Newsroom Wiadomości Najciekawsze Komiksy Tematy RSS
Wiadomość gry 7 czerwca 2024, 13:20

Akcja przeciwko zabijaniu gier trwa. Zapytaliśmy jej organizatora o przyszłość i opinie prawników o The Crew

Walka przeciwko zabijaniu gier nie wygasa. Organizator inicjatywy Stop Killing Games odpowiedział na nasze pytania na temat dalszych działań oraz argumentów podważających sens akcji.

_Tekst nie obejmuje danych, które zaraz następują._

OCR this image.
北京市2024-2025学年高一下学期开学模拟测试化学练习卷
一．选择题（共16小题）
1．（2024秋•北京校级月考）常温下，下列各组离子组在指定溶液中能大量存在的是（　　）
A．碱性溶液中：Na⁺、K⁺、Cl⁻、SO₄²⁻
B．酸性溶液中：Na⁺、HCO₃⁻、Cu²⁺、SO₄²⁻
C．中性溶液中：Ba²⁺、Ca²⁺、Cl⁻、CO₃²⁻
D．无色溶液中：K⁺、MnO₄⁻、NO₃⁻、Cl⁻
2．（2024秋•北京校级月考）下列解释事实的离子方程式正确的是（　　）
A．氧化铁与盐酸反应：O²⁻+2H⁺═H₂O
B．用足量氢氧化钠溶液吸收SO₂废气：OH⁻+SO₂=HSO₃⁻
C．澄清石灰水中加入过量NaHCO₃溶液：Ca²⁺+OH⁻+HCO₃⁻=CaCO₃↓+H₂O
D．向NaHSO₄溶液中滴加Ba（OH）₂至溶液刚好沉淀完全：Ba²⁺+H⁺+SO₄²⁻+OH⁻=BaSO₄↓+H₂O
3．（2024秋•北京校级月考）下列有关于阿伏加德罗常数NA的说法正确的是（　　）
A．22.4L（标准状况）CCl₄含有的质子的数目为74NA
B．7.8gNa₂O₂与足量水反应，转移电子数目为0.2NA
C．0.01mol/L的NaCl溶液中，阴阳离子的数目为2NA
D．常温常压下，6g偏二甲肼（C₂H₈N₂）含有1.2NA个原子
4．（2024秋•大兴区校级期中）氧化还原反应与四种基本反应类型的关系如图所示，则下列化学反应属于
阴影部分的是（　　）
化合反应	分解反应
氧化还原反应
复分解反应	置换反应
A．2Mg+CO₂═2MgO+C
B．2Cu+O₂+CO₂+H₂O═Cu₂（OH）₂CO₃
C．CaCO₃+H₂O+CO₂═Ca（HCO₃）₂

Źródło fot. The Crew / Ubisoft.
i

Akcja przeciwko „zabijaniu” gier zyskała spory rozgłos od kwietnia. Ross Scott, organizator inicjatywy Stop Killing Games, odpowiedział na garść zadanych przez naszą redakcję pytań na temat dotychczasowych oraz planowanych działań w ramach tej inicjatywy.

Przypomnijmy: burza rozpętała się po zapowiedzi Ubisoftu co do zakończenia wsparcia The Crew. Samo zamknięcie serwerów zirytowało graczy, ale wydawca odebrał też nabywcom licencję na grę.

Brytyjska odpowiedź do rewizji?

Youtuber Ross Scott odniósł się m.in. do petycji, która w połowie kwietnia wpłynęła do brytyjskiego Urzędu Konkurencji i Rynków (CMA). Pojawiła się już nawet rządowa odpowiedź, a sama petycja została zamknięta 30 maja.

Jednakże, po pierwsze, jej zamknięcie ma charakter tymczasowy. W Wielkiej Brytanii trwają bowiem wybory do Parlamentu, w którym tym samym obowiązuje kilkutygodniowa przerwa w działaniu. Później organizatorzy chcą ponownie złożyć tę petycję.

Po drugie, brytyjski Komitet ds. Petycji (Petitions Committee) uznał odpowiedź rządu UK z 2 maja za niewystarczającą. Nie odniesiono się bowiem do kwestii poruszonych w treści dokumentu.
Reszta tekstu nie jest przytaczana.